Come riporta il Corriere della Sera, nella sua edizione locale di Milano, l'uomo inizialmente violentava verbalmente la moglie, con accuse molto pesanti: "Devi morire di tumore come tua sorella"; "Sei inutile"; "Sei una scrofa" e tanto altro. Il 46enne, di origine romene, rivolgeva queste parole alla donna colpevole - secondo lui - di non aver voglia di pulire e tenere casa in ordine. La situazione sarebbe culminata poi anche con violenze fisiche.

 

 

Così la donna nel 2019 aveva trovato la forza di denunciare questa pesante situazione. La Procura di Lodi ha subito preso in carico la vicenda, disponendo l’allontanamento immediato dell’uomo dall’abitazione che condivideva con la moglie.
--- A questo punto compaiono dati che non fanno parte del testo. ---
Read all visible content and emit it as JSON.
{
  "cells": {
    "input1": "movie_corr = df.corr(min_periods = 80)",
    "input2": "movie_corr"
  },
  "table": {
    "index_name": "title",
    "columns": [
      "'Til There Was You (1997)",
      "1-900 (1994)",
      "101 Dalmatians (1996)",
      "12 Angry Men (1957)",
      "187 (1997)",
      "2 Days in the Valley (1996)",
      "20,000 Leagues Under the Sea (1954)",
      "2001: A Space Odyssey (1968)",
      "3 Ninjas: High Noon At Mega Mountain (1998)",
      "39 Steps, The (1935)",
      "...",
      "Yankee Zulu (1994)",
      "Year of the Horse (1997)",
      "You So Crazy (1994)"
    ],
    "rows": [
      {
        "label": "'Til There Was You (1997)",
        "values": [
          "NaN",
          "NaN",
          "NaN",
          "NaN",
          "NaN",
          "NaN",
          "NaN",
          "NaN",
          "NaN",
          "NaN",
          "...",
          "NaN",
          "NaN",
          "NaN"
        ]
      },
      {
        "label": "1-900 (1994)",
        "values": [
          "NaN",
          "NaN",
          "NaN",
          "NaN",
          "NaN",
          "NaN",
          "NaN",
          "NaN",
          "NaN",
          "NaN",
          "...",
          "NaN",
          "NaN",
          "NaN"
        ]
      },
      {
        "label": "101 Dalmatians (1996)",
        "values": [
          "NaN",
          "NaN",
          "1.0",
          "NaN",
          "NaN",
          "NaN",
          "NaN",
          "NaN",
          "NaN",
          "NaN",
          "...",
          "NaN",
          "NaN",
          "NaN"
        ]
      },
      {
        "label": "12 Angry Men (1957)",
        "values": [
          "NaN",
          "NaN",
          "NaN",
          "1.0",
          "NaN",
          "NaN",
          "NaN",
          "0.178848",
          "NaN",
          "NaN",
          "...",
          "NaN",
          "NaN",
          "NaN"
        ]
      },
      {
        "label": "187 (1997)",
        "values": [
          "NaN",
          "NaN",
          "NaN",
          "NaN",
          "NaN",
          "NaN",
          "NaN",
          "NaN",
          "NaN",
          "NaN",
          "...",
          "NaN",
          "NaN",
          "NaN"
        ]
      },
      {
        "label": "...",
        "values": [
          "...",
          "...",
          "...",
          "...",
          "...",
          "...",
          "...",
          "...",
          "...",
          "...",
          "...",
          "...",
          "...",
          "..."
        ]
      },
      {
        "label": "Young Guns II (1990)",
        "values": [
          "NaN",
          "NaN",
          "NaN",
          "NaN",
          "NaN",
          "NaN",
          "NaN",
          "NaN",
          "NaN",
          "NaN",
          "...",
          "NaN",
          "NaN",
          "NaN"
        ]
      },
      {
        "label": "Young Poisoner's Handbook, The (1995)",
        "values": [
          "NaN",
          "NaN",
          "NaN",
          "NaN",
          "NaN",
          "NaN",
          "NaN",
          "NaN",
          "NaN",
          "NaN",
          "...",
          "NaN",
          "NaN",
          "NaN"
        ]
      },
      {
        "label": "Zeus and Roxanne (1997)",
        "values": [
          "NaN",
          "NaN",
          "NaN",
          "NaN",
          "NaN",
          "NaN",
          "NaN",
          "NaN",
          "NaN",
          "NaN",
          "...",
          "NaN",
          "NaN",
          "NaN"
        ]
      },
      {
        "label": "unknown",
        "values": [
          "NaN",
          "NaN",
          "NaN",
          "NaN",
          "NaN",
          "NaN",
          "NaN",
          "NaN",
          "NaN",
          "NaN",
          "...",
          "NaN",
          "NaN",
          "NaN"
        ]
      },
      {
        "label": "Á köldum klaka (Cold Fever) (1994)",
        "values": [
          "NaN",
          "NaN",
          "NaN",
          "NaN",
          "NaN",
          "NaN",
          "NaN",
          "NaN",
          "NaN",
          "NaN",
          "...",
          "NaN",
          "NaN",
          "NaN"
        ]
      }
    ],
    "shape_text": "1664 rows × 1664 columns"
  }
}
Poi, davanti al tribunale, si è svolto il processo per maltrattamenti in famiglia. L'uomo si è sempre dichiarato innocente, ma tante testimonianze hanno confermato il difficile rapporto della coppia, la violenza e l’aggressività di lui. Ieri è arrivata la sentenza che ha messo fine ad anni da incubo per la donna: l'uomo infatti è stato condannato dai giudici a 2 anni e 3 mesi di reclusione.